Bu İşin Okulu Nedir?

Uyarmalıyım. Bu makalede değineceğim konular bazılarının hoşuna gitmemekle birlikte onları sinirlendirebilir. Lütfen bu algıyla okumaya devam ediniz ve iyi hissetmediğiniz an, genellikle kırmızı olan kapatma tuşuna basınız.

Eğitim konusu insanlığın varoluşundan beri tartışma konusu olmuştur ve olmayada devam edecektir. Önemli olan bizim bu tartışmada hangi tarafta olduğumuz. Sizin için eğitim Türkiye’de binlercesi olan duvarlı binalardan kağıtla çıkmaksa tarafınız bellidir hayatınız boyunca hep bir binaya ihtiyacınız olacaktır. Eğer sizin için eğitim, öğretimden ziyade her alanda koşul ne olursa olsun çıkarım yaparak kendini geliştirmekse, siz şöyle gelin. Çünkü hayatta her zaman kazanacaksınız. Her zaman bir çıkar yolunuz olacak ve fırsatları değerlendireceksiniz. Hiçbir diplomaya paraya veya statülere güvenip kibirlenmemelisiniz. Okullarda eğitim-öğretim adıyla verilen öğretimi, eğitimden saymayıp kendinizi her süreçte eğitmelisiniz. Okuduğunuz yerin, çalıştığınız yerin veya olduğunuz konumun hiçbir önemi yok önemli olan kendinizi geliştirmeniz. Devletinize, toplumunuza ve bilhassa çevrenize faydalı olmanız.

Huyumuzdur oturduğumuz yerden koşarmış gibi yargılamak. Kendimizi geliştirmeden, bir şeylerin gelişmesini istemek. Çevre toplum devlet gibi kavramınları hep kendimizi çıkartarak yorum yapmasını severiz. Çünkü biz çevreyi toplumu ve devleti oluşturmuyoruz nasıl olsa… Bu kavramları geliştirmek ve en iyi hale getirmek için uzaya bişeyler göndermeniz veya dünyanın bileceği atılımlar yapmamıza gerek yok. En küçük yapıdan yani kendimizden başlamamız yeterlidir. Kendimizi sorgulamamız, ben ne kadar istediğim şeyi kendim uygulayabiliyorum dememiz gerekir. Bunu başardığınız an hissedecekseniz o kavramları geliştirdiğinizi. Gelişmek için milyonlara hitap etmeniz veya toplumda imajı olan sektörlerde çalışmanız gerekmiyor. Tek gereken şey, yaptığınız ve savunduğunuz işi en iyi yerlere getirip hakkettiği değeri göstermektir. Ben kasabım amacım et doğramak etim ne budum ne deseydi sevgili Nusret, tuz hakkettiği değeri göremeyecekti belkide (!)

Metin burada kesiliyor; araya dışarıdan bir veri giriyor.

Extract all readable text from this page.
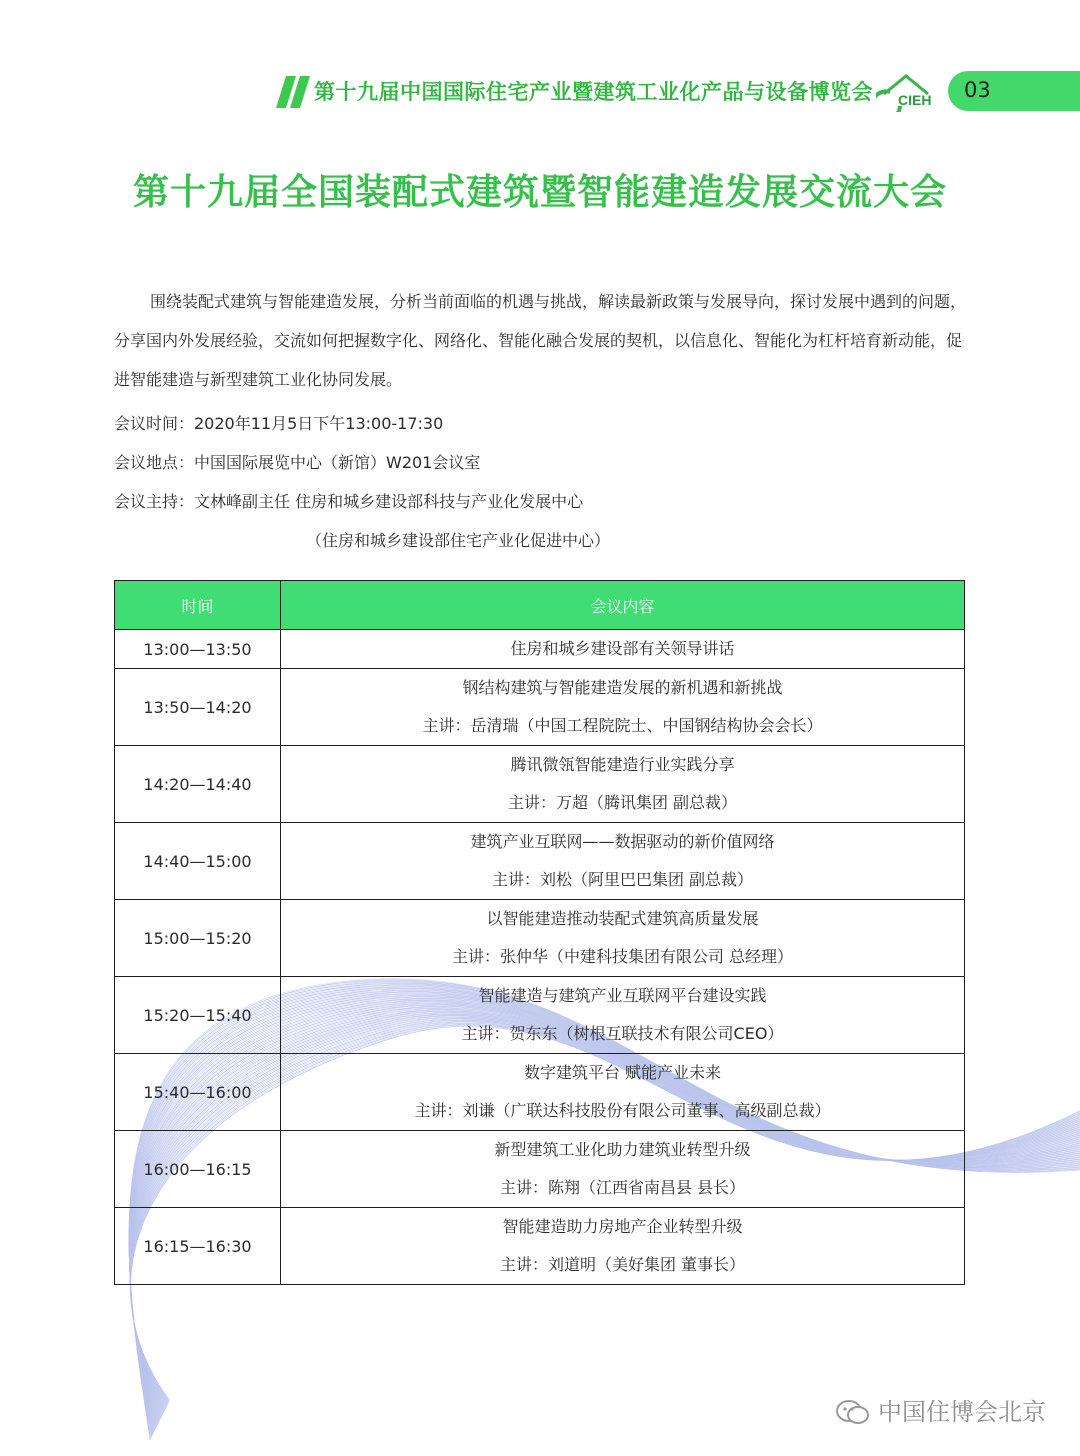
第十九届中国国际住宅产业暨建筑工业化产品与设备博览会 CIEH 03
第十九届全国装配式建筑暨智能建造发展交流大会

围绕装配式建筑与智能建造发展，分析当前面临的机遇与挑战，解读最新政策与发展导向，探讨发展中遇到的问题，分享国内外发展经验，交流如何把握数字化、网络化、智能化融合发展的契机，以信息化、智能化为杠杆培育新动能，促进智能建造与新型建筑工业化协同发展。

会议时间：2020年11月5日下午13:00-17:30
会议地点：中国国际展览中心（新馆）W201会议室
会议主持：文林峰副主任 住房和城乡建设部科技与产业化发展中心
（住房和城乡建设部住宅产业化促进中心）
时间	会议内容
13:00—13:50	住房和城乡建设部有关领导讲话

13:50—14:20	钢结构建筑与智能建造发展的新机遇和新挑战
主讲：岳清瑞（中国工程院院士、中国钢结构协会会长）

14:20—14:40	腾讯微瓴智能建造行业实践分享
主讲：万超（腾讯集团 副总裁）

14:40—15:00	建筑产业互联网——数据驱动的新价值网络
主讲：刘松（阿里巴巴集团 副总裁）

15:00—15:20	以智能建造推动装配式建筑高质量发展
主讲：张仲华（中建科技集团有限公司 总经理）

15:20—15:40	智能建造与建筑产业互联网平台建设实践
主讲：贺东东（树根互联技术有限公司CEO）

15:40—16:00	数字建筑平台 赋能产业未来
主讲：刘谦（广联达科技股份有限公司董事、高级副总裁）

16:00—16:15	新型建筑工业化助力建筑业转型升级
主讲：陈翔（江西省南昌县 县长）

16:15—16:30	智能建造助力房地产企业转型升级
主讲：刘道明（美好集团 董事长）
中国住博会北京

Başarının en büyük etkeni bana göre küçümsememektir. Küçümsemek her zaman sizi zorlar, içinden çıkılmaz bir hale getirir. Toplumumuz tarafından küçümsenen itfaiyecilik işinde çalışan erler eğer yaptıkları işi küçümsemeyip işlerine saygı duyarak yaparlarsa kahramanlar olurlar. Ama küçümsedikleri anda su taşımaya başlarlar. Bu kadar ince bir çizgi vardır. Belediye diyince büzülürüz bakanlık diyince akan sular durur. Nedeni basittir: Algı Yönetimi. İnsanların algısında iyi bir yere sahip olmayan bir işi icra ediyorsunuz diye küçümsenemezsiniz veya kendinizi küçük göremezsiniz. Eğer işinizi severek ve layığıla yapıyorsanız, ne iş yapıyorsanız yapın insanlar tarafından ilgiyle karşılanırsınız farkedilirsiniz. Bunun bitirdiğiniz bina diplomalarıyla alakası yoktur, sizle ilgilidir.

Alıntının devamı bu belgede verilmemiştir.